Bierut immediately shot off e-mails to Yale, Princeton University (home of coauthor and National Academy of Sciences member Burton Singer, who contributed the paper), PNAS, various NIH officials, and colleagues. "[t]his was likely an unintentional act, [but] this incident remains very concerning," she wrote, adding that it "sends a very chilling message to investigators."

The responses were swift. Yale took down a press release it had posted about the study. NIH froze the researchers' access to dbGaP. And on 9 September, PNAS retracted the paper (www.pnas.org/content/early/2009/09/09/0910252106.full.pdf).

What went wrong? That's still not clear. When an investigator gets permission to access the raw data stored at dbGaP, he or she signs an agreement pledging not to submit any paper before the embargo date. Author Zhang, who signed the access agreement last year, told Science he doesn't want to say anything until NIH concludes its review.

Alan Guttmacher, acting director of the National Human Genome Research Institute, and Elizabeth Nabel, director of the National Heart, Lung, and Blood Institute, said in an e-mail that the NHGRI Data Access Committee is working with all parties to figure out how the breach occurred—and how to ensure it won't happen again. But, they wrote, "We do not anticipate that the underlying ... publication policy will change based on a single, unfortunate incident."

Bierut agrees with NIH that data sharing is a good thing, and the policy should stay in place. "I think NIH and PNAS moved very quickly to resolve the issues," she says. "The good news is I think the system worked."

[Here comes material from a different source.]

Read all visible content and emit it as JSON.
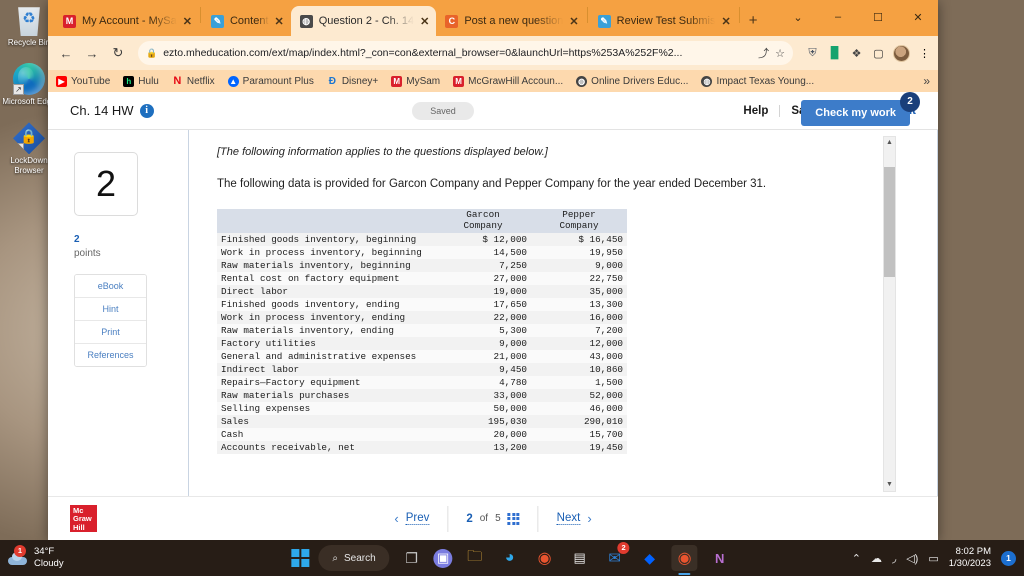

The paper is still on the PNAS Web site. PNAS Editor-in-Chief Randy Schekman says, "We thought about whether it was feasible to remove the online version and decided against it," because of the "very awkward consequences—librarians get confused about papers being cited that no longer exist." Schekman says there is not much likelihood that the paper will be accepted if it's resubmitted after the embargo date. Instead, "we've invited Laura Bierut to submit." Schekman says PNAS will probably expand its author checklist to include a question about whether any data used is under embargo. He adds that "Dr. Zhang may be further sanctioned" by PNAS if the circumstances warrant such action.

The episode still leaves a bad taste in some mouths. Michael Miller, a psychologist at the University of California, Santa Barbara, says it has reinforced sentiments of those who feel NIH's policy of gene data sharing is too generous. "Other teams can start working with the data almost as soon as the group that collected the data," he points out. "They can write a dozen papers ahead of time and submit them all on that 1-year embargo date." Nicholas Martin, a behavioral geneticist at the Queensland Institute for Medical Research in Brisbane, Australia, agrees. The relatively short embargo periods "leave ... the gate open for predators with no investment in the data to do quick-and-dirty analyses that pick the eyes out of the data without looking at any of the subtleties," he says. "This breach only heightens these concerns."